Don’t we have a patent system for that?

At current prices? Who believes that? or are you saying that with infinite money we could meet all our energy needs with renewable energy?

Yes, and every one of those pipelines were built with profit in mind. Every one of those coal mines were dug with profit in mind. Maybe the government can engage in some basic research but if we can’t make solar energy cost competitive, we will simply have to wait until energy costs rise until they are cost competitive. Sour crude was practically worthless for a long time because the cost of extraction and refining was simply not cost competitive with cheap light sweet crude. Now with oil prices where they are, sour crude is being refined. So either the cost of solar panels drop to match coal or the cost of coal rises to match the cost of solar panels.

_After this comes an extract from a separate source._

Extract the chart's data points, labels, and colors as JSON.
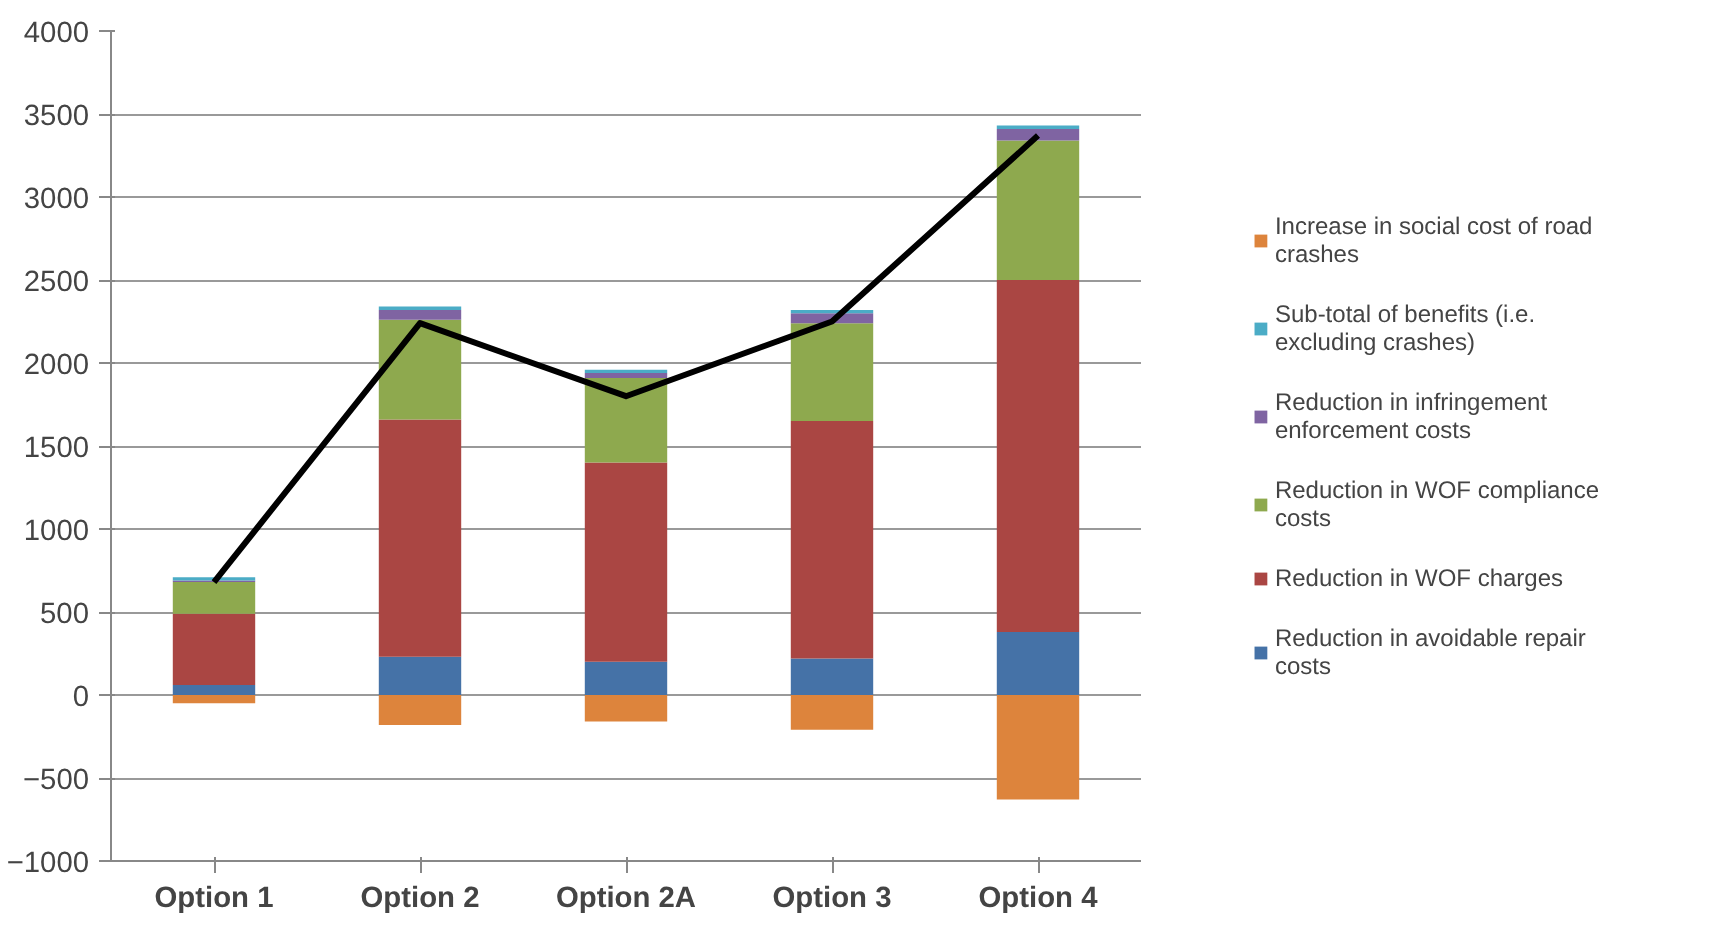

I missed this when you posted. But since the thread is active again, albeit somewhat incoherently, I see it now.

You’re making a distinction between sites that doesn’t really exist. Approximating greatly, the determination whether to keep NG or burn it depends more on if you have somewhere to put it (e.g. a pipe) than on anything else.

Here’s one study on fracking chemicals:

UNITED STATES HOUSE OF REPRESENTATIVES
COMMITTEE ON ENERGY AND COMMERCE
MINORITY STAFF
APRIL 2011
CHEMICALS USED IN HYDRAULIC FRACTURING

Warning: .pdf

I saw an article – I believe in The Washington Post, although I cannot now cite it – which strongly implied one reason Congress was unhappy about fracking was that at one point the companies doing the fracking asked Congress for permission to keep their proprietary fracking fluid formulas secret, and Congress consented, explicitly under condition that benzene was not in the formulas. When the above-cited report came out, it was clear (as reading the report shows) that benzene was in a lot of the formulas. Congress was (supposedly) furious that the companies had blandly claimed “no benzene” to keep their formulas out of the public eye and, in fact, used benzene. Not unlike God saying “thou shalt eat of any tree but this one,” they were unhappy to have their authority flouted so cavalierly.

Unfortunately I cannot find a cite for that.

It disturbs me that alot of people seem to misunderstand hydro dams. Some fool even went as far as to claim the amount of water going out is less than the amount coming in.

This violates basic physics, although to a small extent, they may be 1/2 right: Nearly all hydro dams are designed to be far too large for the area. At this ridiculous size, they tend to leak alot of water into the ground.
But at the time they were first used for electricity, they were trying to keep up with coal power. The only way to do that was to flatten a huge pile of land and use the resulting pressure to make up the difference.

Some hippies and environmentalists seem to have developed a rather stupid aversion to this type of power in the meantime, but the fact is a responsibly sized hydro station is no threat at all to any part of the surrounding environment.

I’ve said before, these free energy sources don’t (or shouldn’t) produce alot of power at one spot. It seems to mostly be the american/capitalist way to suck everything out of something until it blows up in your face, instead of building smaller, long term, more efficient systems like the rest of the world does. Fracking is of course, a perfect example of this.

In fact, humans have been using the potential energy of rainwater for longer than we have records for. Including water wheels to power flour mills, and wheels powering religious ‘artifacts’ in order to impress potential believers in the roman ages when the christians were 1st trying to wow everyone with how great their religion was.

Anyway, that’s just hydro dams. I have several (very inefficient by todays standards) solar cells that have lasted over 30 years, despite what someone else thinks about maintenance, but that’s another story.